There's following the horse, and then there's blatant pumping.
Your elbows need to be glued to your sides and your hand resting on the saddle pad, you're not pushing a shopping cart. In the rising trot try to rise smaller and not hump the air every trot stride. This is pushing her out of balance, onto the forehand and causing that slow flat trot. The less you can move, the more the horse is able to come up out and in front of your leg.
I disagree that your elbows need to be bent more. They need to be at whatever angle allows your upper arms to be glued to your body and your hand to be glued to your saddle pad or her withers. The elbow will then open and close to absorb or "follow" the horse's movement. That's the only following that we want. As far as the position of the hand, don't focus on thumbs up as clearly that doesn't work. Think about flexing the flexor carpi ulnaris muscle (google it) which pulls your pinky finger closer to your elbow. You'll notice that doing this with the thumbs pointed in it is almost painful, but with thumbs up is easy. From there think "pinkies UP" to keep rotating the hands outward.

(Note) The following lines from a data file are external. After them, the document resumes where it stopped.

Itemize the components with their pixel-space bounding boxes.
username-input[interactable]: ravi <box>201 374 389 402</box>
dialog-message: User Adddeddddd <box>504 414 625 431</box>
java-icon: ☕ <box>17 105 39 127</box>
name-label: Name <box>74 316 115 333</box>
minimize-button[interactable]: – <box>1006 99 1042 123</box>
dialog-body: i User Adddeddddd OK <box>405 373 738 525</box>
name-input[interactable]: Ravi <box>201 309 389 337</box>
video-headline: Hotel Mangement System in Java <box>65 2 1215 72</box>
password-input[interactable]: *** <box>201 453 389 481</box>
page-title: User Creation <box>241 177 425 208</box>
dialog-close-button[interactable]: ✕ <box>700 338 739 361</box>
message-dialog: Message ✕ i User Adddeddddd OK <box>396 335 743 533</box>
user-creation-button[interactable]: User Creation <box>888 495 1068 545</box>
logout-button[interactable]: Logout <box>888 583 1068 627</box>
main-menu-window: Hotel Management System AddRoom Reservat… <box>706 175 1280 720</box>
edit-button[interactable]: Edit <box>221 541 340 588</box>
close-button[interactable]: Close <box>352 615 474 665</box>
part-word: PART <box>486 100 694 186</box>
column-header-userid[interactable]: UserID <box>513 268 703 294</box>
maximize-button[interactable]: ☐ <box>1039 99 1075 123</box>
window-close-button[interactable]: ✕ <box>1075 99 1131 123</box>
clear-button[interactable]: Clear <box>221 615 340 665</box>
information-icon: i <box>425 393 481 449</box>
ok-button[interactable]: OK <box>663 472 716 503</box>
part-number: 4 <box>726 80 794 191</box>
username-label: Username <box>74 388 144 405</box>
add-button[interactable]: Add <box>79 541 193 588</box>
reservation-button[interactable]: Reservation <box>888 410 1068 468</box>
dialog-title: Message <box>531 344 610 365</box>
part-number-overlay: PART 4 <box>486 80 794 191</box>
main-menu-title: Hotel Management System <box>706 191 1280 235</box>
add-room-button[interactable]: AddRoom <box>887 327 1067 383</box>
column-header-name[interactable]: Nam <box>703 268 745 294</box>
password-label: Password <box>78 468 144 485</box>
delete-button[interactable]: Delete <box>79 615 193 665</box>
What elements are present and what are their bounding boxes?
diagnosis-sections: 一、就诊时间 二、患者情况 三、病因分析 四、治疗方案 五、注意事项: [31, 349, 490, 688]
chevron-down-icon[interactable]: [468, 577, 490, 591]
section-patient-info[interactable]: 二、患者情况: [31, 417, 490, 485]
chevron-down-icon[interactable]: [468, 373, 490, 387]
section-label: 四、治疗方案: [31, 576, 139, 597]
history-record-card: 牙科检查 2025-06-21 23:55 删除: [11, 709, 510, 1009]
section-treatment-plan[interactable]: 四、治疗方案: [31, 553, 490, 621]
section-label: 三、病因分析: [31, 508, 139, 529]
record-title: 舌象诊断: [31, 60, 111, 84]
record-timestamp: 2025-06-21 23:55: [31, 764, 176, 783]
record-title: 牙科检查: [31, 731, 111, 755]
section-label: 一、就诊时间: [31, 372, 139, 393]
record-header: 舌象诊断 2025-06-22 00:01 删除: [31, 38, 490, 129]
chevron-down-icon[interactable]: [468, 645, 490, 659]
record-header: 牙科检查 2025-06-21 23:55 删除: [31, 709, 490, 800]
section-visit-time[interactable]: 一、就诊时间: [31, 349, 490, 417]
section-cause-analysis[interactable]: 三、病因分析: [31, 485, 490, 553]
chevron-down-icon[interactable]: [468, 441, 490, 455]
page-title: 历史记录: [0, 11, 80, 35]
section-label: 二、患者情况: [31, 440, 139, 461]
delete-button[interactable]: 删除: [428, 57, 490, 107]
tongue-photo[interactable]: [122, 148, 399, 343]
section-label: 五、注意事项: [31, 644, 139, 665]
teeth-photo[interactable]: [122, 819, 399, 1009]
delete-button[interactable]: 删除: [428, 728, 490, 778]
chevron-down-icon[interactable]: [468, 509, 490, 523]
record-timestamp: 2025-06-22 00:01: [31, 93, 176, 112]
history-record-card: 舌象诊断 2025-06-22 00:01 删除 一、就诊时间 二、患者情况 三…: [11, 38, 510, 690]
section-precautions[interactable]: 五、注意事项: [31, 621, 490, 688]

I know there are people on here that disagree with that philosophy for arms and hands. However, soon, soon I will get a video up of a horse with a bad walk, who has been ridden with a stable hand since he has had contact (for only a few months) and the improvement in his walk and self carriage is immense. The horse has gone from w/t/c in a wild fashion to schooling at first level and playing with some second level in a very short time with a stable contact and increased gait quality.
Anyways. Your basic position is very good and I have only a few nitpicky issues with it (hand/arm position, as covered) but it is the functional equitation here that is causing your issues. In pictures or frames, you look good, but on video everything is very loud and big. Remember horses can feel a fly on their back and flick it off!! Try to be more and more quiet on her back and as much as I hate the word, be still or statuesque. Think of this until your habit is broken or until you are too passive. Riding habits fluctuate in a pendulum like fashion. You need to become too still before you can safely revert back to the "center" on the stillness scale. At this point I think you will find the horse more willing to go forward. And let her carry you!! Be dead weight sometimes! She will enjoy having a job and not being interfered with. Also work on the response to the leg. Be completely still and only apply leg. If there's no response then follow the normal progression of aids until you have a response. At some point she will realize that you are no longer doing all the work for her and that she needs to "buck up"!
Good luck! I think your position is very good, now you need to enter the realm of functional equitation. Remember that the horse knows better than you how to walk, trot and canter. You have to let her do the gaits and just be a passenger.
They say money doesn't buy happiness -- well happiness doesn't buy horses!